Token efficiency compounds over sessions
This is the more consequential finding. Playwright MCP returns the full page accessibility snapshot with every response — navigation, clicks, screenshots, everything. Each snapshot is 3-5K tokens of YAML injected directly into the context window.
agent-browser writes outputs to files. The context window sees a one-line confirmation. Over a 20-interaction debugging session, that’s the difference between ~1K tokens (agent-browser) and ~60-100K tokens (Playwright MCP) spent purely on browser output.
When your context window is your most constrained resource, this isn’t a minor optimization — it determines whether your debugging session completes or gets truncated.
Network observability is Playwright’s edge
Playwright MCP was the only tool that passively captured network requests — 16 in total, including static assets, API calls, and analytics pings. agent-browser’s network commands are designed for route interception and mocking, not passive logging. Claude in Chrome requires enabling tracking before the page loads.
For debugging client-server interactions (failed API calls, CORS issues, missing resources), Playwright’s passive network capture is irreplaceable. It’s the one scenario where the token overhead is justified.
Console logging has nuances across all three tools. agent-browser captures runtime console output (messages after page load) via its console command — useful for debugging interactions. Playwright MCP captures page-load console output. Claude in Chrome requires explicit enablement. None of them give you a complete picture out of the box.
Reliability is not equal
Claude in Chrome failed on first attempt (“Browser extension is not connected”) and only worked in the second try. It depends on a running Chrome instance with an active extension — a fragile prerequisite for automated workflows.
agent-browser and Playwright MCP are self-contained. They launch their own browser instances and have no external dependencies beyond the binary itself.
Decision framework
| Scenario | Tool |
|---|---|
| Visual verification after code changes | agent-browser |
| Debugging API/network interactions | Playwright MCP |
| Inspecting state in your actual browser session | Claude in Chrome |
| Long debugging sessions (token budget matters) | agent-browser |
| CI/automated visual testing | agent-browser |
Conclusion
agent-browser should be the default. It’s 3-4x faster, ~50-100x more token-efficient, and the most reliable of the three. Switch to Playwright MCP when you need network observability. Use Claude in Chrome when you need your real browser’s authentication state.

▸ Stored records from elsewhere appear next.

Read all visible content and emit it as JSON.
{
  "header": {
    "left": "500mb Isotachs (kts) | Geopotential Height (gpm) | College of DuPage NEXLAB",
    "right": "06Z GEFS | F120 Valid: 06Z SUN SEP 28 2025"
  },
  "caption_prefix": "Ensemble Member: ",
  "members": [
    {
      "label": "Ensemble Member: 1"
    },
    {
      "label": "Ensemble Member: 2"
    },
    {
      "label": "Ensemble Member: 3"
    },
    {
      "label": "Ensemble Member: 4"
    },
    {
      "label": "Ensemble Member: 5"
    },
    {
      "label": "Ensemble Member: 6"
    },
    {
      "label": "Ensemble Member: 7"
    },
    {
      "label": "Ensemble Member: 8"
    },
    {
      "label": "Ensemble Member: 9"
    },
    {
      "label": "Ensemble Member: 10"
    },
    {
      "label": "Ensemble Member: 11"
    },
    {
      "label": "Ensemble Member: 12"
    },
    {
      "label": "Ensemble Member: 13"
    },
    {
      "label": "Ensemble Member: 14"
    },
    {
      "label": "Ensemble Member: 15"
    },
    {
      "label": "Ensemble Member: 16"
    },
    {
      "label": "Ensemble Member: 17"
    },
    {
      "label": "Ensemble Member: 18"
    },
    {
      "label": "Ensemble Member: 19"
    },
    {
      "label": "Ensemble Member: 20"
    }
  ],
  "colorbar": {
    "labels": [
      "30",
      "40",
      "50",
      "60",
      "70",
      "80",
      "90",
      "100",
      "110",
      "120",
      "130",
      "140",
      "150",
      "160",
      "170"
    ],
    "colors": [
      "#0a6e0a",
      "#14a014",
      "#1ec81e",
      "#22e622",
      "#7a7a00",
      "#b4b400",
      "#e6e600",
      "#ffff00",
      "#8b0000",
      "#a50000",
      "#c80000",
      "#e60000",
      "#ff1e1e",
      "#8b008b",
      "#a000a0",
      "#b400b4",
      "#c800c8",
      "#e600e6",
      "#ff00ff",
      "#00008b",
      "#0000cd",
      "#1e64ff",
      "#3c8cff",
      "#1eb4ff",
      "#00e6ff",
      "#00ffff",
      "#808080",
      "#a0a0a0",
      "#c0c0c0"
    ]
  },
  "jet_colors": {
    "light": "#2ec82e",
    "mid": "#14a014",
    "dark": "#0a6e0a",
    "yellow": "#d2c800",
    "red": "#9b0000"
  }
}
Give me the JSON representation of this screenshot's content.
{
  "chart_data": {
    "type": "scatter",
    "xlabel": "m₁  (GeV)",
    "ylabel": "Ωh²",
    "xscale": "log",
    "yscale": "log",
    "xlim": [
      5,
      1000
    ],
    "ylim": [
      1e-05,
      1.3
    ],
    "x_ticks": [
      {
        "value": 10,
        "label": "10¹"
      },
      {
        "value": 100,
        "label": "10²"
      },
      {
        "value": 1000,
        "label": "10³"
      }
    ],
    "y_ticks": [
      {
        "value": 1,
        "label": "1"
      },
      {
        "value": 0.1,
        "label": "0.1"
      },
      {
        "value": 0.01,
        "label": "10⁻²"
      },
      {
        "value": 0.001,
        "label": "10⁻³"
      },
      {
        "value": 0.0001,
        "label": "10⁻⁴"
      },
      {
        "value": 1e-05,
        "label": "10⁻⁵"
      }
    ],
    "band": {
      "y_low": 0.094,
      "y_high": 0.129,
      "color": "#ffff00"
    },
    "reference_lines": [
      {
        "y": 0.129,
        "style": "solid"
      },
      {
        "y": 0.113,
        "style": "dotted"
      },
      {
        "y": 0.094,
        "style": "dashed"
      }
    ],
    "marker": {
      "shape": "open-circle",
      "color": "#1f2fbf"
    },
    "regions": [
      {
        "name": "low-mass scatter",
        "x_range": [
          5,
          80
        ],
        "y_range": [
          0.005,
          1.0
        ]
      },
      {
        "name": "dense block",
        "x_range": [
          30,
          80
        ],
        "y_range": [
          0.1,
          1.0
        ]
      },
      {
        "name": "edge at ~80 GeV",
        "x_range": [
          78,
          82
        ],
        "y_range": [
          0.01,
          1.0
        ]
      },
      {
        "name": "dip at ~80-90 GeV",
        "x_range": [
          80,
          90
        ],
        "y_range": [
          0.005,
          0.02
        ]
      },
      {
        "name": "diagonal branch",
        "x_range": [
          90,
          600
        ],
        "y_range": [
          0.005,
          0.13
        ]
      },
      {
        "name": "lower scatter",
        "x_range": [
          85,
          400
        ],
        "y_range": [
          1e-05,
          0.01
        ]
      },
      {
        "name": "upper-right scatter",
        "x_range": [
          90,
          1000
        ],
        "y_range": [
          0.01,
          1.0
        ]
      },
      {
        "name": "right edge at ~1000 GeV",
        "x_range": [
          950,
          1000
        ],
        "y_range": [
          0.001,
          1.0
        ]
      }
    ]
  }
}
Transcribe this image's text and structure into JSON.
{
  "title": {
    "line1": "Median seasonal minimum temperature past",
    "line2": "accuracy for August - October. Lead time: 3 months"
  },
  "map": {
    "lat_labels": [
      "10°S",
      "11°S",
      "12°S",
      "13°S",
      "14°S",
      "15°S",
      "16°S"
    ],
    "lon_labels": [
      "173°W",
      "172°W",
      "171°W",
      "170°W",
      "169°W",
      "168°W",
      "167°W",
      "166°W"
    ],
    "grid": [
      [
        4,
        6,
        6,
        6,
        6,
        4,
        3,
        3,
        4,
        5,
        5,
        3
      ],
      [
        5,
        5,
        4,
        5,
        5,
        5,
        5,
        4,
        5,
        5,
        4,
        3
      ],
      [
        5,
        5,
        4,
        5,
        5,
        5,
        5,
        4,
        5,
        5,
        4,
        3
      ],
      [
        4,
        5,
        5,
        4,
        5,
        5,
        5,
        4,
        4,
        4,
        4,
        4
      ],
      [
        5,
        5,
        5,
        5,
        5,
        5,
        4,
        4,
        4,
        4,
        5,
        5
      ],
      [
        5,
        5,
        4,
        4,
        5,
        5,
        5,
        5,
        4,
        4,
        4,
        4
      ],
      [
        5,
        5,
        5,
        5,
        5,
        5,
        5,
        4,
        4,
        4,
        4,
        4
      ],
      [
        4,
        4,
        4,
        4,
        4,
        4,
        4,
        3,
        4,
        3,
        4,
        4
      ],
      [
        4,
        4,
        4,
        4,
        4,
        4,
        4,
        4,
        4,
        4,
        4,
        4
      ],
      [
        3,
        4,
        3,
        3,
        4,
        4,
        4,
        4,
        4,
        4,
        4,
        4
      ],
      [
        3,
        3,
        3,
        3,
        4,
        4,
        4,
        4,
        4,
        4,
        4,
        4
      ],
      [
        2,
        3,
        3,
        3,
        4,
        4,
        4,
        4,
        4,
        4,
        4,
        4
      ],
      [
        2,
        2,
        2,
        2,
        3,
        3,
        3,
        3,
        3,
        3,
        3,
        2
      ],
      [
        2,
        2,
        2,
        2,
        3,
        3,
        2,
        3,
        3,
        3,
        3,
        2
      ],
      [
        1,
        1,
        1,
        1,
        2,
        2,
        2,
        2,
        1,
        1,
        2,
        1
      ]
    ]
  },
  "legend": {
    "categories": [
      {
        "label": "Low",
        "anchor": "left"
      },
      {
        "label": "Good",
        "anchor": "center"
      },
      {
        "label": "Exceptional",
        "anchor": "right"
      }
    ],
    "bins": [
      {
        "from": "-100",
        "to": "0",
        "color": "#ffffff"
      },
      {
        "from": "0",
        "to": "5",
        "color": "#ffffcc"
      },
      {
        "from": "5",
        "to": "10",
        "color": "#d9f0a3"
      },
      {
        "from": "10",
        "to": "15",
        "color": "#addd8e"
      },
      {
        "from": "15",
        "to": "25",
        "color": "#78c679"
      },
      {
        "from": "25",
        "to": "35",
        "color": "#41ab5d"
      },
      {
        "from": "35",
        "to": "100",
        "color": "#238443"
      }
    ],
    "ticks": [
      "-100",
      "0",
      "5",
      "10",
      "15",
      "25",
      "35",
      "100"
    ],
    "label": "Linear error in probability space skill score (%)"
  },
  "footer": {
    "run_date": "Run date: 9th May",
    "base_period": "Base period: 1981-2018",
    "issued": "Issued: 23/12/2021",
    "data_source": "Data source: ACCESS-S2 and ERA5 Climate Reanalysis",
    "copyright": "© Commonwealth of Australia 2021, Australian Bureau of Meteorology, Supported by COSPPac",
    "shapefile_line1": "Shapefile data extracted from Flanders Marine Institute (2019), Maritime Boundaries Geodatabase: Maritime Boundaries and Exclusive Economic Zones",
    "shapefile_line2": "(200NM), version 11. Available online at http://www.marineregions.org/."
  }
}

The deeper lesson here is about tool design for AI agents. The best agent tools aren’t the most feature-rich — they’re the ones that respect the agent’s constraints. A tool that writes to files instead of flooding the context window understands that tokens are the scarcest resource. A tool that batches operations into a single invocation understands that round-trips are the primary latency bottleneck.
As AI-driven development matures, the tools that win will be the ones designed around these constraints from the ground up.